Spotting Etiquette
A Few Thoughts By Ray Barth

While I was out at Shiloh last weekend, I began thinking about something that is highly over looked on a regular basis.  That is spotting.  Most people do not take the time to think about what it takes to be a spotter and what it takes to have a spotter.  What I'm going to do is list a few points that should be considered by a wood-be spotter, a driver, and a spectator. 

The Spotter 

1.  Never be afraid to turn someone down.  Even though a driver has the final say so, don't ever feel obligated to be a spotter.  If your not comfortable spotting for someone, DON'T.  You'll only put yourself and the driver in danger. 

2.  Use hand signals.  This is a big problem with spotters.  They always want to talk to the driver.  However, under most circumstances, the driver cannot hear clearly.  Put yourself into a position that gives yourself a good over sight of the obstacle, is safe, and that the driver can see your hands.  If you do feel compelled to speak to the driver, walk up to him/her.  If you cannot do that and you feel the need to direct them to the right or left, always remember to guide them from the driverís perspective.  Hence, if you want them to go right, tell them to go according to the driver's right.  An easy way to remember, if you get confused (and everyone does), the driver sits on the left side of the vehicle.  Use hand signals that are easy to understand.  Typically, one hand will do the job. 

3.  Keep the driver informed.  When your spotting, let the driver know how far they are to a drop or rock.  Use hand signals that will give a driver a good understanding.  For instance, use two hands to describe the distance.  As long as momentum is not a factor, walk up to the driver and explain what it is they are going to do or have done.  Remember, the driver can't see what you can. 

4.  Ask for assistance by your peers or someone you trust.  A spotter can only be in one place at a time.  If you know and trust someone behind the vehicle that you are in front of, communicate with them.  Ask them what you can't see and if there are hazards.   

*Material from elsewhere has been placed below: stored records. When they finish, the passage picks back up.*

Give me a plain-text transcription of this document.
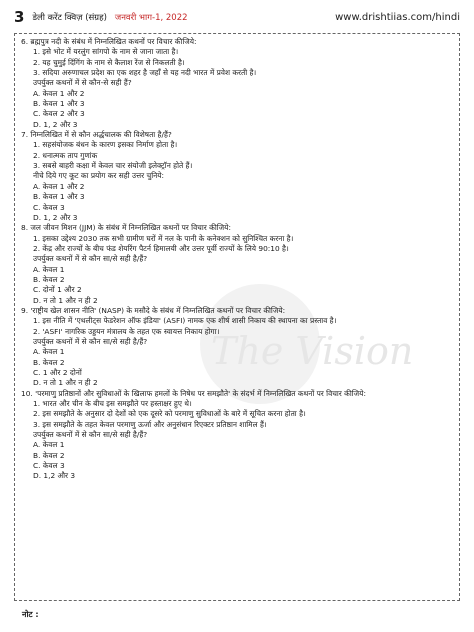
3 डेली करेंट क्विज़ (संग्रह) जनवरी भाग-1, 2022	www.drishtiias.com/hindi
The Vision
6. ब्रह्मपुत्र नदी के संबंध में निम्नलिखित कथनों पर विचार कीजिये:
1. इसे भोट में यरलुंग सांगपो के नाम से जाना जाता है।
2. यह चुमुई दिंगिंग के नाम से कैलाश रेंज से निकलती है।
3. सदिया अरुणाचल प्रदेश का एक शहर है जहाँ से यह नदी भारत में प्रवेश करती है।
उपर्युक्त कथनों में से कौन-से सही हैं?
A. केवल 1 और 2
B. केवल 1 और 3
C. केवल 2 और 3
D. 1, 2 और 3
7. निम्नलिखित में से कौन अर्द्धचालक की विशेषता है/हैं?
1. सहसंयोजक बंधन के कारण इसका निर्माण होता है।
2. धनात्मक ताप गुणांक
3. सबसे बाहरी कक्षा में केवल चार संयोजी इलेक्ट्रॉन होते हैं।
नीचे दिये गए कूट का प्रयोग कर सही उत्तर चुनिये:
A. केवल 1 और 2
B. केवल 1 और 3
C. केवल 3
D. 1, 2 और 3
8. जल जीवन मिशन (JJM) के संबंध में निम्नलिखित कथनों पर विचार कीजिये:
1. इसका उद्देश्य 2030 तक सभी ग्रामीण घरों में नल के पानी के कनेक्शन को सुनिश्चित करना है।
2. केंद्र और राज्यों के बीच फंड शेयरिंग पैटर्न हिमालयी और उत्तर पूर्वी राज्यों के लिये 90:10 है।
उपर्युक्त कथनों में से कौन सा/से सही है/हैं?
A. केवल 1
B. केवल 2
C. दोनों 1 और 2
D. न तो 1 और न ही 2
9. 'राष्ट्रीय खेल शासन नीति' (NASP) के मसौदे के संबंध में निम्नलिखित कथनों पर विचार कीजिये:
1. इस नीति में 'एथलीट्स फेडरेशन ऑफ इंडिया' (ASFI) नामक एक शीर्ष शासी निकाय की स्थापना का प्रस्ताव है।
2. 'ASFI' नागरिक उड्डयन मंत्रालय के तहत एक स्वायत्त निकाय होगा।
उपर्युक्त कथनों में से कौन सा/से सही है/हैं?
A. केवल 1
B. केवल 2
C. 1 और 2 दोनों
D. न तो 1 और न ही 2
10. 'परमाणु प्रतिष्ठानों और सुविधाओं के खिलाफ हमलों के निषेध पर समझौते' के संदर्भ में निम्नलिखित कथनों पर विचार कीजिये:
1. भारत और चीन के बीच इस समझौते पर हस्ताक्षर हुए थे।
2. इस समझौते के अनुसार दो देशों को एक दूसरे को परमाणु सुविधाओं के बारे में सूचित करना होता है।
3. इस समझौते के तहत केवल परमाणु ऊर्जा और अनुसंधान रिएक्टर प्रतिष्ठान शामिल हैं।
उपर्युक्त कथनों में से कौन सा/से सही है/हैं?
A. केवल 1
B. केवल 2
C. केवल 3
D. 1,2 और 3
नोट :
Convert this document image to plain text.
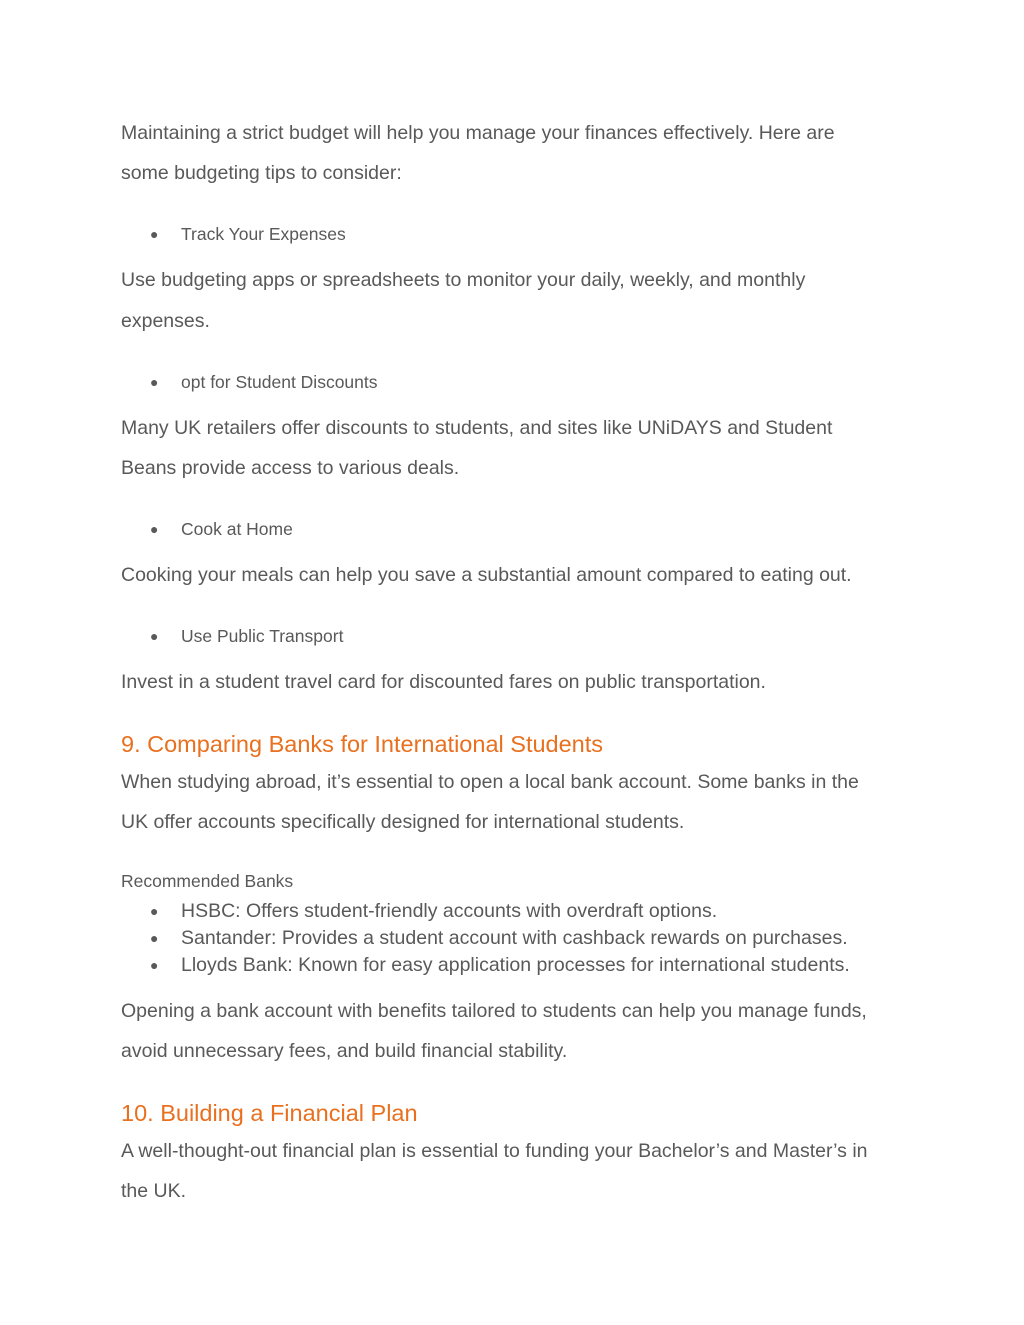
Maintaining a strict budget will help you manage your finances effectively. Here are

some budgeting tips to consider:

● Track Your Expenses

Use budgeting apps or spreadsheets to monitor your daily, weekly, and monthly

expenses.

● opt for Student Discounts

Many UK retailers offer discounts to students, and sites like UNiDAYS and Student

Beans provide access to various deals.

● Cook at Home

Cooking your meals can help you save a substantial amount compared to eating out.

● Use Public Transport

Invest in a student travel card for discounted fares on public transportation.

9. Comparing Banks for International Students

When studying abroad, it’s essential to open a local bank account. Some banks in the

UK offer accounts specifically designed for international students.

Recommended Banks
● HSBC: Offers student-friendly accounts with overdraft options.
● Santander: Provides a student account with cashback rewards on purchases.
● Lloyds Bank: Known for easy application processes for international students.

Opening a bank account with benefits tailored to students can help you manage funds,

avoid unnecessary fees, and build financial stability.

10. Building a Financial Plan

A well-thought-out financial plan is essential to funding your Bachelor’s and Master’s in

the UK.
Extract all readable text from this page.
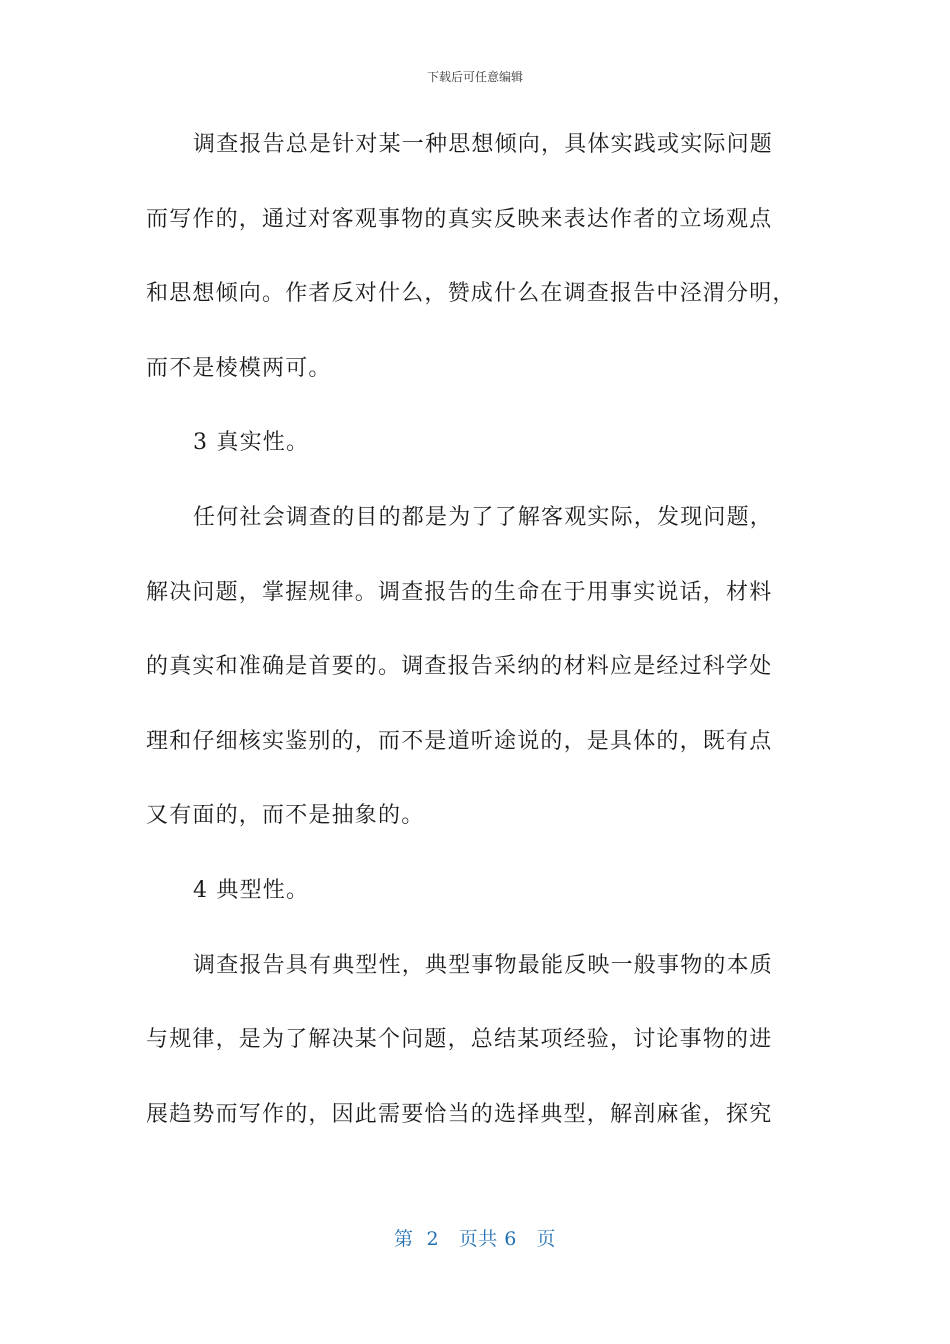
下载后可任意编辑
调查报告总是针对某一种思想倾向，具体实践或实际问题
而写作的，通过对客观事物的真实反映来表达作者的立场观点
和思想倾向。作者反对什么，赞成什么在调查报告中泾渭分明，
而不是棱模两可。
3 真实性。
任何社会调查的目的都是为了了解客观实际，发现问题，
解决问题，掌握规律。调查报告的生命在于用事实说话，材料
的真实和准确是首要的。调查报告采纳的材料应是经过科学处
理和仔细核实鉴别的，而不是道听途说的，是具体的，既有点
又有面的，而不是抽象的。
4 典型性。
调查报告具有典型性，典型事物最能反映一般事物的本质
与规律，是为了解决某个问题，总结某项经验，讨论事物的进
展趋势而写作的，因此需要恰当的选择典型，解剖麻雀，探究
第  2   页共 6   页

5.  Know when to call for a strap.  Not everyone will conquer an obstacle under there own power.  If you feel that the driver is in need of a strap to avoid damage, by all means suggest it.  If the driver decides against it, then it's in there hands.  Again, use good judgment. 

6.  NEVER rush! 

7.  Safety, safety, safety!!!!!  I could go on for hours on this.  Use good judgment.  If you don't feel comfortable, see #1. 

8.  If asked not to spot, or if someone else is asked to spot by the driver, respect the driver and get out of the way.  Don't take it as an insult.  The driver always has the last word.  You would want the same if you were behind the wheel.

The Driver

1.  Never be afraid to turn someone down.  Sound familiar?  It should!  The bottom line is your the driver, your responsible for what happens to your rig.  If you don't trust a spotter in front of you (or behind), then tell them!!!!  Use a little tact, but in the end, use a spotter you trust.

2.  Trust your spotter.  Like I've said earlier, your spotter can see things that you can't.  You may feel like that rig is about to tumble over, but from the outside the perspective is quite different.  They will know your limitations. 

3.  Talk to your spotter.  If you don't feel informed, call your spotter to you.  Find out what it is your going to be doing, if your not comfortable, back off! 

4.  Know your limitations.  No matter how much razzing you receive, it's not worth the damage you may inflict on your rig, yourself, or your buddies.  If you know you can't do something, DON'T. 

5.  When instructed to turn, do so.  Don't turn the wheel, and then straighten out.  Do EXACTLY as the spotter instructs.  Nothing more. 

6.  If the person you ask to spot refuses, ask someone else.  Don't ever pressure someone into spotting you. 

7.  Try to use the same spotter(s).  The more you stay with one or two spotters, the better.  The spotter(s) will become familiar with your rig and your style of driving.  Likewise, you will become familiar with your spotter(s).  This all goes towards building a strong trust and creating a team that will work together.  If you make modifications to your rig, and your spotter is not aware, inform them so they can expect the differences.

The Spectator

1.  ONLY ONE SPOTTER AT A TIME!!!!!!!  If you feel the need to give your opinion, do so to the spotter.  Do not instruct the driver!!!!  Walk up to the spotter and show them what it is you feel so compelled to express.  You may or may not be right, but do not confuse the driver. 

2.  Stay out of the way.  Countless times I've see people try to get as close as possible to a rig that is working an obstacle.  All you do is put yourself and others in danger.  If you get run over, it's your own damn fault! 

3.  Take notes.  If youíre next, observe what is going on so you don't make mistakes behind the wheel. 

These are just a few of the things off the top of my head.  It all boils down to common sense.  This is not by any means a complete list or guide to spotting.  Just some simple observations.  Just remember, the spotter is an extremely important part of wheeling and is a position that should not be taken lightly.  With the help of a good spotter and an observant driver, nearly all obstacles can be conquered.